Оставив ее, он вернулся в гостиную и, быстро переписав записку Марибеля, подписал: Жорж Севр, и подложил ее под табакерку. Время поджимало. Последний взгляд на труп. Ему осталось лишь заехать в свой кабинет, взять ключи от Резиденции и квартиры-образца. Он помог Мари-Лор наполнить сетку, кидая туда все что попало под руку, и потащил ее в гараж. Рено 404 придется оставить, это ясно. Мари-Лор, в своем Ситреене 2СU поедет следом за ним. Хоть он и боялся Шевроле Мерибеля, однако, пришлось рискнуть.
- Оставлю его у вокзала Сен-Назер. Завтра, послезавтра - ее в конце концов найдут и подумают, что Филипп уехал ночным поездом... Затем ты отвезешь меня в Ла-Боль, потом в Резиденцию. Ладно?
- Ты ошибаешься, - повторяла Мари-Лор. - Лучше бы...

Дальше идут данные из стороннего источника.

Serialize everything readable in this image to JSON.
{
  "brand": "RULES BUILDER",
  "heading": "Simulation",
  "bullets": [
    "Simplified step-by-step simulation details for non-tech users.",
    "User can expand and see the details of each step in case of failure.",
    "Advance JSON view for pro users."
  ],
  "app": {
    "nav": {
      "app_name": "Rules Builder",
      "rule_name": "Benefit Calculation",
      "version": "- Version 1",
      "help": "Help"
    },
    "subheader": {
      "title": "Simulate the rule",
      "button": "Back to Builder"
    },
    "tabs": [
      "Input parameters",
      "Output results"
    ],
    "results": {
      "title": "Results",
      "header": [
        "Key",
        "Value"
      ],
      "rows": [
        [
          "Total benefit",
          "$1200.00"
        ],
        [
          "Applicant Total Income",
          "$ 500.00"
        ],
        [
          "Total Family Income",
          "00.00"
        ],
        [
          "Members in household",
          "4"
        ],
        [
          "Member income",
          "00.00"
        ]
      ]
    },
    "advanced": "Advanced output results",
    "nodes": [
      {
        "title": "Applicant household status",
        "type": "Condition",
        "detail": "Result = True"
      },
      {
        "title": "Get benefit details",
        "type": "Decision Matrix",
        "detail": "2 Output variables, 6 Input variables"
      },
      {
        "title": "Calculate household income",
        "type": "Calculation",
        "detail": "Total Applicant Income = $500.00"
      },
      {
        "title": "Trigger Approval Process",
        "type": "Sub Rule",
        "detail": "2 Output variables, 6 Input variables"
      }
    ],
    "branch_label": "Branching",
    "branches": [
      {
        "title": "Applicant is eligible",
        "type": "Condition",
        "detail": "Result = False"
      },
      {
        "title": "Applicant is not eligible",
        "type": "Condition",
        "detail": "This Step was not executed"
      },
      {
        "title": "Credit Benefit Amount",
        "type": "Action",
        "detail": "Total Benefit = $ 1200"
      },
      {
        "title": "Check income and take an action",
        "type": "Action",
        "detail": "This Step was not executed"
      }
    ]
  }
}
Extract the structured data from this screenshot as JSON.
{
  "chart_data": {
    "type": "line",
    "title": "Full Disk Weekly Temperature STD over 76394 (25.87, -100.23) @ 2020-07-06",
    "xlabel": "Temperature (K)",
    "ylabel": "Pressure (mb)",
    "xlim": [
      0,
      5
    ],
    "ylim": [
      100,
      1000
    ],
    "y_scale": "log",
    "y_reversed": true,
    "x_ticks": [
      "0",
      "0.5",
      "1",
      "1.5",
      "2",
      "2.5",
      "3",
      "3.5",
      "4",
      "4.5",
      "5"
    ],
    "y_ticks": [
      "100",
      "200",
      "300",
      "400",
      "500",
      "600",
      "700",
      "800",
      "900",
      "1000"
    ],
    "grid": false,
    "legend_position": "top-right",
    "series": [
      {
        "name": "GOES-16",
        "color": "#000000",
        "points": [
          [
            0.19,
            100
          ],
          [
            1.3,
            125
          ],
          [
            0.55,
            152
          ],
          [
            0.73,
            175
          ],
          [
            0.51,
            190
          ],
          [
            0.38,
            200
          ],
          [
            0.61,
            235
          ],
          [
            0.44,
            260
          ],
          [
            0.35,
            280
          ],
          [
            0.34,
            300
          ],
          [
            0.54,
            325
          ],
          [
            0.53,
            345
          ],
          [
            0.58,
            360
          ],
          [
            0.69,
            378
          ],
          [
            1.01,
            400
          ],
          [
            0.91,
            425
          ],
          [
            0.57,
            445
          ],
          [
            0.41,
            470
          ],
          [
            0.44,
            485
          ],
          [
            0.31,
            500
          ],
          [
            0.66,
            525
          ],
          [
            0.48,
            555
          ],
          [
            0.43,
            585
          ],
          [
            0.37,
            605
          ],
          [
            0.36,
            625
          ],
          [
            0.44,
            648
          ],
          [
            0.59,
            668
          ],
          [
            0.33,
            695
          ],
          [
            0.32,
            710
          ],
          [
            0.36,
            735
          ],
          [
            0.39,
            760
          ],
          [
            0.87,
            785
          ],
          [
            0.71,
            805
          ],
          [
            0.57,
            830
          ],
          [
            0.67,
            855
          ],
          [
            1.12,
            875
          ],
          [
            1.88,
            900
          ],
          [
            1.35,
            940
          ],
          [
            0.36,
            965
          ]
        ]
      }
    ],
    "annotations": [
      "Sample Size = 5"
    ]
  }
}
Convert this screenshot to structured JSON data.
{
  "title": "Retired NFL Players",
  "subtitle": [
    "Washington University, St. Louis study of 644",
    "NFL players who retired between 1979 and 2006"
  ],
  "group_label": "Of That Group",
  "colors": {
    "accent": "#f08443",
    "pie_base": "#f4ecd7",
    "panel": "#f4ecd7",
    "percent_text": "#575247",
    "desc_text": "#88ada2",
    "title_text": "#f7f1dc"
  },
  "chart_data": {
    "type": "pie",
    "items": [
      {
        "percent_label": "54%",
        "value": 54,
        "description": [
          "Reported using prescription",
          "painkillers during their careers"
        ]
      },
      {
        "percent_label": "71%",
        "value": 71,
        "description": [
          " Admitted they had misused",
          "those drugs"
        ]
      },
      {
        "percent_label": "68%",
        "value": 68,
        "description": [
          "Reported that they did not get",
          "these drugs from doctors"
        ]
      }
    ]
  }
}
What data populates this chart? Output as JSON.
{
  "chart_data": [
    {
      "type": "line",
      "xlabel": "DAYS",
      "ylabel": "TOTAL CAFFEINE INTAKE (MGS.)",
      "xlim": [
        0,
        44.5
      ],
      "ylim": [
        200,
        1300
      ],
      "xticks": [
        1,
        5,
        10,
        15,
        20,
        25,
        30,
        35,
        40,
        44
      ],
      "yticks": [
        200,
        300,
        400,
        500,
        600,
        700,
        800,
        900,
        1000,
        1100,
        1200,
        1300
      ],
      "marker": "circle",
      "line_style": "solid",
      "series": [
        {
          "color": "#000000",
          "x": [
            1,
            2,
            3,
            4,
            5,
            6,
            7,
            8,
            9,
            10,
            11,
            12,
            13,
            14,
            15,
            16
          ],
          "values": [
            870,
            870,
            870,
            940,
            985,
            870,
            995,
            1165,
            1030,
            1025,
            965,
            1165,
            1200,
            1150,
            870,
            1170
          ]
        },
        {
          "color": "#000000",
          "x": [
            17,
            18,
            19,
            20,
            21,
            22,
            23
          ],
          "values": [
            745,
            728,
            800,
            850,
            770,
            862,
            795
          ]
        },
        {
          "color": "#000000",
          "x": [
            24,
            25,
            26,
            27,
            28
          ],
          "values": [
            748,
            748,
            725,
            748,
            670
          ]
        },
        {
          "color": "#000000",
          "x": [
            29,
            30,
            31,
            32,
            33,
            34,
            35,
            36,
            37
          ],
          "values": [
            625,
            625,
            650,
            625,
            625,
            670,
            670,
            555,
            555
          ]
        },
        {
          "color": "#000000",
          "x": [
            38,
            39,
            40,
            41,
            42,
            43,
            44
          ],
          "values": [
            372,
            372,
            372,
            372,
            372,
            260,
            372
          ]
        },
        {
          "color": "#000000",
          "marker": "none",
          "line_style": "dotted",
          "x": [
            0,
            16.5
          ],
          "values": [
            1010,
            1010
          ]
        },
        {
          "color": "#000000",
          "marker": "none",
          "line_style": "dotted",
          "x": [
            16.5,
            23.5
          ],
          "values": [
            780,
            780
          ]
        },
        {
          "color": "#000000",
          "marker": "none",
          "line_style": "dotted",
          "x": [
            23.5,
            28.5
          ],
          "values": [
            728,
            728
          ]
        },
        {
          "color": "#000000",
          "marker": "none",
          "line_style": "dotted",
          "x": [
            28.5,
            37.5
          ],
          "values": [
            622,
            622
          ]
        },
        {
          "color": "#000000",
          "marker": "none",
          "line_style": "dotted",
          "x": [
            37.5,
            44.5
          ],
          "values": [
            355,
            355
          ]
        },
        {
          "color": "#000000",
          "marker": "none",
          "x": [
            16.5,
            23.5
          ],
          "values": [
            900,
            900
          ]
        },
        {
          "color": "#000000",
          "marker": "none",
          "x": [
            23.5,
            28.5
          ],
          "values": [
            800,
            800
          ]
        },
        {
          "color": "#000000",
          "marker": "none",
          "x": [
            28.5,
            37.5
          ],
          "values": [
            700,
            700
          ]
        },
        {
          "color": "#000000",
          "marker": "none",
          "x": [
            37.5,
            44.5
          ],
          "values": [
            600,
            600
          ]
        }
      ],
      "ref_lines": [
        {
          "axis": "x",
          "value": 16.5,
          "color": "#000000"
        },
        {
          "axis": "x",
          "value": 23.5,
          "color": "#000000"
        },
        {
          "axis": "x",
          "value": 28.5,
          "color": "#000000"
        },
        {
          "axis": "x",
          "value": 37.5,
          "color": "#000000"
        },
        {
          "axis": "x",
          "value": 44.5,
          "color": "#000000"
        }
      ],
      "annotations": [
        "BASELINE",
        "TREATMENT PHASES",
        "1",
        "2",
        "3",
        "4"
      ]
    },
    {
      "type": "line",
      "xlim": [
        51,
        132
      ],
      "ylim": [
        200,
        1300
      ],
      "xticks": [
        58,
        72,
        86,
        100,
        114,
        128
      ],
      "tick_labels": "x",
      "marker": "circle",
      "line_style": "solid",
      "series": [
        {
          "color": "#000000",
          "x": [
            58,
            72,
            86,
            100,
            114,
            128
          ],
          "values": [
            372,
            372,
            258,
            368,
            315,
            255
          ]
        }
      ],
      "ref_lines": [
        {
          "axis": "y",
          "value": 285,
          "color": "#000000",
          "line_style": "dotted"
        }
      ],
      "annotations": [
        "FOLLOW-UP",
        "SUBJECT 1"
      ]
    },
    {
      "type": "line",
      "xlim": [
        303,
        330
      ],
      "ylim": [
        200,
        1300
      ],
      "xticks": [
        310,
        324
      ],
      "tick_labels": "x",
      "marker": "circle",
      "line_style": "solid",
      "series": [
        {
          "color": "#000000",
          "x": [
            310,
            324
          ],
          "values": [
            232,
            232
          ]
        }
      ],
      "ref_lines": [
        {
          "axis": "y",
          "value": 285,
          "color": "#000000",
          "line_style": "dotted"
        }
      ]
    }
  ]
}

- Знаю. Знаю. Делай, что я тебе говорю... Потом ты вернешься в домик и позвонишь в полицию. Будь осторожна! Не сбивайся. Мы с Филиппом поссорились. Твой муж уехал. Я заперся. Ты услышала выстрел из ружья, хотела открыть дверь, долго рубила косяк... Так будет хорошо, правдоподобно... Если тебя спросят, почему не позвонила сразу, ответишь, что не подумала, слишком испугалась... Я могу на тебя положиться, Мари-Лор?
- Я попробую.
В этом она вся. всю жизнь пробует. Робко! С таким старанием, что это вечно надоедает. И в четверг еще попробует. И позже... Когда они оба будут... Придется же ее взять с собой... Но об этой части плана еще надо подумать. А Севру так захотелось пожить одному!
4
Пожить одному, давняя мысль и, конечно, ничего не значащая. Севр тщательно подобрал крошки, нашел под мойкой маленькое мусорное ведро с педалькой... Только не забыть еще об одном: он не должен ничего бросать в мусоропровод, из-за матушки Жосс. Вот что это значит: пожить одному! Долгий перечень мелких надоедливых забот, да еще этот нескончаемый монолог, эта жвачка, существование насекомого... Он посмотрел на часы: десять минут седьмого. Засомневавшись, поднес их к уху: остановились. Привыкнув к автоматическим часам, он позабыл завести хронометр Мерибеля. Конечно же, время не имело никакого значения. Но это все же была какая-то связь с чужой жизнью. Он в каждый момент времени мог представить себе, что сейчас делает Мари-Лор, полиция, другие люди... Теперь он потерялся во времени... Он подумал о себе, как о ребенке, заблудившемся в длинном коридоре, замурованном обвалом, и понял, что если сейчас займется чем-нибудь конкретным, то, как параноик, все больше и больше будет запутываться в совершенно не связанных с действительностью мечтах. Со вчерашнего дня он оказался за бортом, на обочине. И если он хочет выйти из этого положения, навязанного самому себе как кара, он должен сначала хоть как-то устроить свою жизнь. Пряный грог вернул ему подобие тепла. Он решил повнимательнее изучить квартиру. Расставив банки с провизией, положив тряпку в мойку, он вернулся в комнату, выбрал пару голубых простынь и заправил постель. Под таким тонким шерстяным одеялом, годным для лета, будет не жарко... В той квартире кровать была лучше. Может, можно позаимствовать одеяла? Надо посмотреть... Он прошел через коридор и вошел в гостиную. Сразу заметил бледное пятно телеэкрана, зажег свет. Да. Большой Филипс. Первый подарок случая, судьбы, удачи, всего, что играет им как игрушкой - на жизнь и на смерть. По телевизору он сможет следить за ними, теми, кто говорит о нем, о Мерибеле, о крахе. Он щелкнул кнопкой. Телевизор был старый. Пришлось ждать пока нагреется. Он повертел рукоятки, и услышал сначала голос, который говорил:
"Бог заботится о каждом из нас, братья мои. Потому что каждый из нас, с Пасхи, плоть и кровь его..."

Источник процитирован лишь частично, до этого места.